Data: 2004-10-24 16:37:58
Temat: Re: Neuralgia n. trójdzielnego
Od: <k...@a...waw.pl>
Pokaż wszystkie nagłówki
Użytkownik "Marek Bieniek" <a...@s...re.invalid> napisał w wiadomości
news:bvjnkbxlajs5.dlg@always.coca.cola...
> On Sun, 24 Oct 2004 13:17:27 +0200, k...@a...waw.pl wrote:
>
> > Mam problem polegający na nawracających bólach
> > nerwu trójdzielnego (...).
> Leki przeciwbólowe raczej nie działają w bólach neuralgicznych i nie ma
> sensu ich w nich stosować, zwłaszcza opiatów (takich jak dolargan na
> przykład), bo z reguły jedyne co można za ich pomocą uzyskać, to
> uzależnienie.
Jeszcze raz w tym temacie.
Dziękuję za odpowiedź.
Próbowano mnie leczyć doksepiną i amitryptyliną w dawkach do 150 mg.
Nie dawało to rezultatu pozytywnego.

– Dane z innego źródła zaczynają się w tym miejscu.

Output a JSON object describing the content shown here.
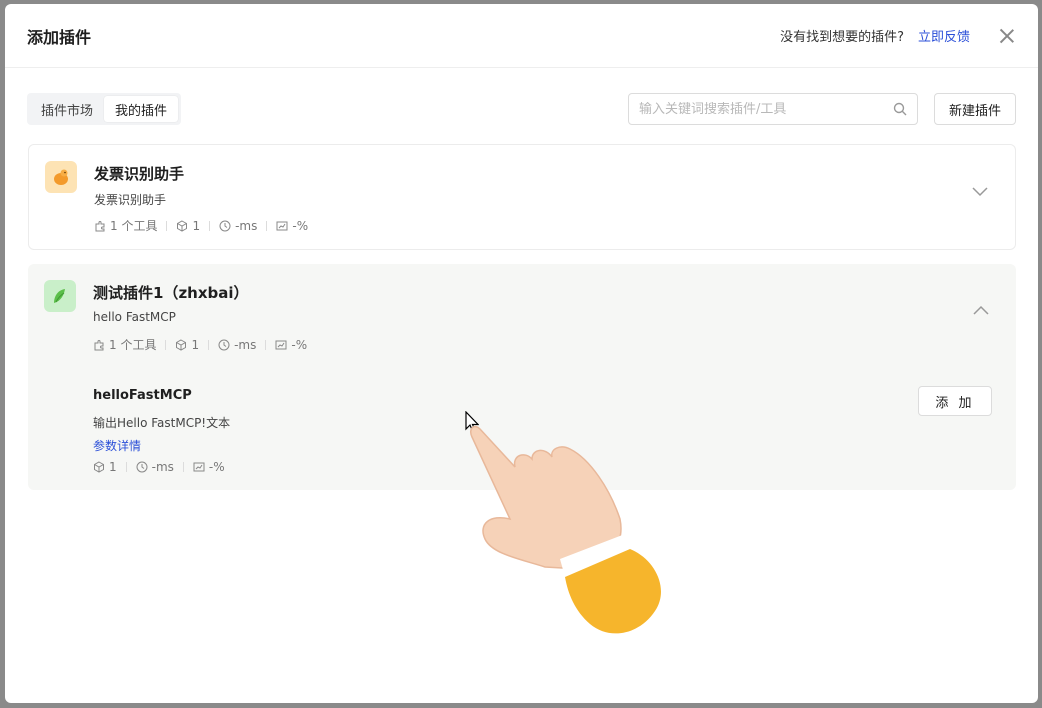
{
  "modal": {
    "title": "添加插件",
    "feedback_hint": "没有找到想要的插件?",
    "feedback_link": "立即反馈"
  },
  "tabs": [
    {
      "label": "插件市场",
      "active": false
    },
    {
      "label": "我的插件",
      "active": true
    }
  ],
  "search": {
    "placeholder": "输入关键词搜索插件/工具",
    "value": ""
  },
  "new_plugin_label": "新建插件",
  "plugins": [
    {
      "name": "发票识别助手",
      "description": "发票识别助手",
      "tools_count": "1 个工具",
      "usage": "1",
      "latency": "-ms",
      "success_rate": "-%",
      "expanded": false,
      "icon": "orange-duck-icon"
    },
    {
      "name": "测试插件1（zhxbai）",
      "description": "hello FastMCP",
      "tools_count": "1 个工具",
      "usage": "1",
      "latency": "-ms",
      "success_rate": "-%",
      "expanded": true,
      "icon": "green-bird-icon",
      "tools": [
        {
          "name": "helloFastMCP",
          "description": "输出Hello FastMCP!文本",
          "detail_link": "参数详情",
          "usage": "1",
          "latency": "-ms",
          "success_rate": "-%",
          "add_label": "添 加"
        }
      ]
    }
  ],
  "colors": {
    "link": "#2b4fd8",
    "expanded_bg": "#f6f7f5",
    "hand_cuff": "#f6b52c"
  }
}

Zwłaszcza w stanach ostrych cierpienia.
To samo tyczyło się tramadolu i leków z grupy NLPZ.
Do tej pory gabapeptyna usuwała ból całkowicie. Teraz bóle "szczątkowe"
nie ustępują i zdaje się tylko czekają na "okazję do triumfu".
Bardzo się tego triumfu obawiam.
Czy w W-wie 9i okolicach) jest jedyną placówką jest ta przy szpitalu
CSK AM na Banacha 1?
i (o ile są po temu warunki) specjalistą od leczenia bólu
> przewlekłego) dalsze leczenie chirurgiczne.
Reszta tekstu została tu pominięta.